As for the question - why traits, as I see it, this is because traits are stackable in order to solve the famous diamond problem

  trait Base { def x: Unit = () }
  trait A extends Base { override def x: Unit = { println("A"); super.x}}
  trait B extends Base { override def x: Unit = { println("B"); super.x}}

  class T1 extends A with B {}
  class T2 extends B with A {}

  (new T1).x  // Outputs B then A
  (new T2).x  // Outputs A then B

Even though trait A super is Base (for T1) it calls B implementation rather then Base. This is due to trait linearization

So for classes if you extend something - you can be sure that this base will be called next. But this is not true for traits. And that's probably why you do not have trait constructor parameters

The question should rather be: why do we need classes in Scala? Martin Odersky has said that Scala could get by with just traits. We would need to add constructors to traits, so that instances of traits can be constructed. That's okay, Odersky has said that he has worked out a linearization algorithm for trait constructors.

The real purpose is platform interoperability.

Several of the platforms Scala intends to integrate with (currently Java, formerly .NET, maybe in the future Cocoa/Core Foundation/Swift/Objective-C) have a distinct notion of classes, and it is not always easy to have a 1:1 mapping between Scala traits and platform classes. This is different, for example, from interfaces: there is a trivial mapping between platform interfaces and Scala traits – a trait with only abstract members is isomorphic to an interface.

Classes, packages, and null are some examples of Scala features whose main purpose is platform integration.

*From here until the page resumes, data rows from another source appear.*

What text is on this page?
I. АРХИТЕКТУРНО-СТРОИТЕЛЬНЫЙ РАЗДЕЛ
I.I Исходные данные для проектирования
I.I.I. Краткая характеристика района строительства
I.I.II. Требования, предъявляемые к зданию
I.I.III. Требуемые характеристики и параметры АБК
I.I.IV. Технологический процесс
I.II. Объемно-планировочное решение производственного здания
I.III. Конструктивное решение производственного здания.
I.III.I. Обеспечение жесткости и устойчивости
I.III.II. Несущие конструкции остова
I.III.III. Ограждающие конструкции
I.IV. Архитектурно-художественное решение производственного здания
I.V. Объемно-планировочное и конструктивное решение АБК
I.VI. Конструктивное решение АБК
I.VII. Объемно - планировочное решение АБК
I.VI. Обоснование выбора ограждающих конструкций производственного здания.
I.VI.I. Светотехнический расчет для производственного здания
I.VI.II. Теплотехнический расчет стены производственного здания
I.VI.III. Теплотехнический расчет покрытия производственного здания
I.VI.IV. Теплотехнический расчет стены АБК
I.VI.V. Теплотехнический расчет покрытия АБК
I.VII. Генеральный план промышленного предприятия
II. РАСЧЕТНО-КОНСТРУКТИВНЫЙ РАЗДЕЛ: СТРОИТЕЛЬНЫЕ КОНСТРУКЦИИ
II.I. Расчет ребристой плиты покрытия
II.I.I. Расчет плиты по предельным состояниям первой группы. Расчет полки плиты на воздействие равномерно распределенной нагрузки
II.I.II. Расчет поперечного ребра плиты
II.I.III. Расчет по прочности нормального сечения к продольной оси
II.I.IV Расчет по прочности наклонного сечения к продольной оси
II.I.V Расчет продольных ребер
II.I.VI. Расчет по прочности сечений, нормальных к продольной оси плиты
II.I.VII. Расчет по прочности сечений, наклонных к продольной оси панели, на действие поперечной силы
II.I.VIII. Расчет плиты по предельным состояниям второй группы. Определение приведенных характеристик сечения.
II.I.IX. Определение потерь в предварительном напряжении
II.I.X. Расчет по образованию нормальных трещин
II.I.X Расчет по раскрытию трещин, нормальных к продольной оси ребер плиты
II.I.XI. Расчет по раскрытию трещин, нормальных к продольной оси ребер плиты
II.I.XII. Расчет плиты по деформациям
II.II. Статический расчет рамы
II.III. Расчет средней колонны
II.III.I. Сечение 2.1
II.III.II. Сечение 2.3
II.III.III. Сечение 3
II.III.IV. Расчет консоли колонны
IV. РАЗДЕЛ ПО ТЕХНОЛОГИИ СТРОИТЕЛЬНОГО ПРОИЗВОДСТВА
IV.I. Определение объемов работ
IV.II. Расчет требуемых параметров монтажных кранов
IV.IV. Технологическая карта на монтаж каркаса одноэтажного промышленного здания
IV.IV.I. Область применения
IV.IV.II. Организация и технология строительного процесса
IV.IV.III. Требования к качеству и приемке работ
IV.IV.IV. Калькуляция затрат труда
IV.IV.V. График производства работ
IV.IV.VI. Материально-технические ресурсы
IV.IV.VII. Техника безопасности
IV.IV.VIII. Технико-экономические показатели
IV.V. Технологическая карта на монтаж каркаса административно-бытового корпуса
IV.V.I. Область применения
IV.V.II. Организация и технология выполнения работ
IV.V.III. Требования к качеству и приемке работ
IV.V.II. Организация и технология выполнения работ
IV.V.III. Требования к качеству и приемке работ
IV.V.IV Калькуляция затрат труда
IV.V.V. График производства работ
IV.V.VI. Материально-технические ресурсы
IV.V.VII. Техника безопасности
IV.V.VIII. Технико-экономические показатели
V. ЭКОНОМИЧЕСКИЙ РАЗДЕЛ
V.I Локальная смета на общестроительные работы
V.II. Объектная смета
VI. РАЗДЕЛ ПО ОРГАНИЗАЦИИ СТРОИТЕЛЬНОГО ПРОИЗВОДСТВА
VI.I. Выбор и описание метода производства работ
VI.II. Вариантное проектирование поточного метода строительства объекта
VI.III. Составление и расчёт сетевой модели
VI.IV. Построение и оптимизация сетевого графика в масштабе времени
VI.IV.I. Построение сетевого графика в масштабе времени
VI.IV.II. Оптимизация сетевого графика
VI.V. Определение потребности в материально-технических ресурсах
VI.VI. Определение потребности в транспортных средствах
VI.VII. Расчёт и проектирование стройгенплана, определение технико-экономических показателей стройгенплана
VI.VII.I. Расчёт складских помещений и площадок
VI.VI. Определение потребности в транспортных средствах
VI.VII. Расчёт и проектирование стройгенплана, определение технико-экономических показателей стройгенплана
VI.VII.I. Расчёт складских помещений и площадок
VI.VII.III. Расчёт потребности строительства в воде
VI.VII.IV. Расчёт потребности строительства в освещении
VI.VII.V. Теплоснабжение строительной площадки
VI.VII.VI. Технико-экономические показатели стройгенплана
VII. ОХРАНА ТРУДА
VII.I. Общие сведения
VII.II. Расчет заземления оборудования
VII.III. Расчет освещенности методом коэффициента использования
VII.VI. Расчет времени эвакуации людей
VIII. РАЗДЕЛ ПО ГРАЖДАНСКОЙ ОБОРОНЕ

The Scala designers try very hard to keep the language small, simple, and orthogonal. But Scala is also explicitly intended to integrate well with existing platforms. In fact, even though Scala is a fine language in itself, it was specifically designed as a replacement for the major platform languages (Java on the Java platform, C# on the .NET platform). And in order to do that, some compromises have to be made:

• Scala has classes, even though they are redundant with traits (assuming we add constructors to traits), because it's easy to map Scala classes to platform classes and almost impossible to map traits to platform classes. Just look at the hoops Scala has to jump through to compile traits to efficient JVM bytecode. (For every trait there is an interface which contains the API and a static class which contains the methods. For every class the trait is mixed into, a forwarder class is generated that forwards the method calls to trait methods to the static class belonging to that trait.)
• Scala has packages, even though they are redundant with objects. Scala packages can be trivially mapped to Java packages and .NET namespaces. Objects can't.
• Package Objects are a way to overcome some of the limitations of packages, if we didn't have packages, we wouldn't need package objects.
• Type Erasure. It is perfectly possible to keep generic types around when compiling to the JVM, e.g. you could store them in annotations. But third-party Java libraries will have their types erased anyway, and other languages won't understand the annotations and treat Scala types as erased, too, so you have to deal with Type Erasure anyway, and if you have to do it anyway, then why do both?
• null, of course. It is just not possible to automatically map between null and Option in any sane way, when interoperating with real-world Java code. You have to have null in Scala, even though we rather wished it weren't there.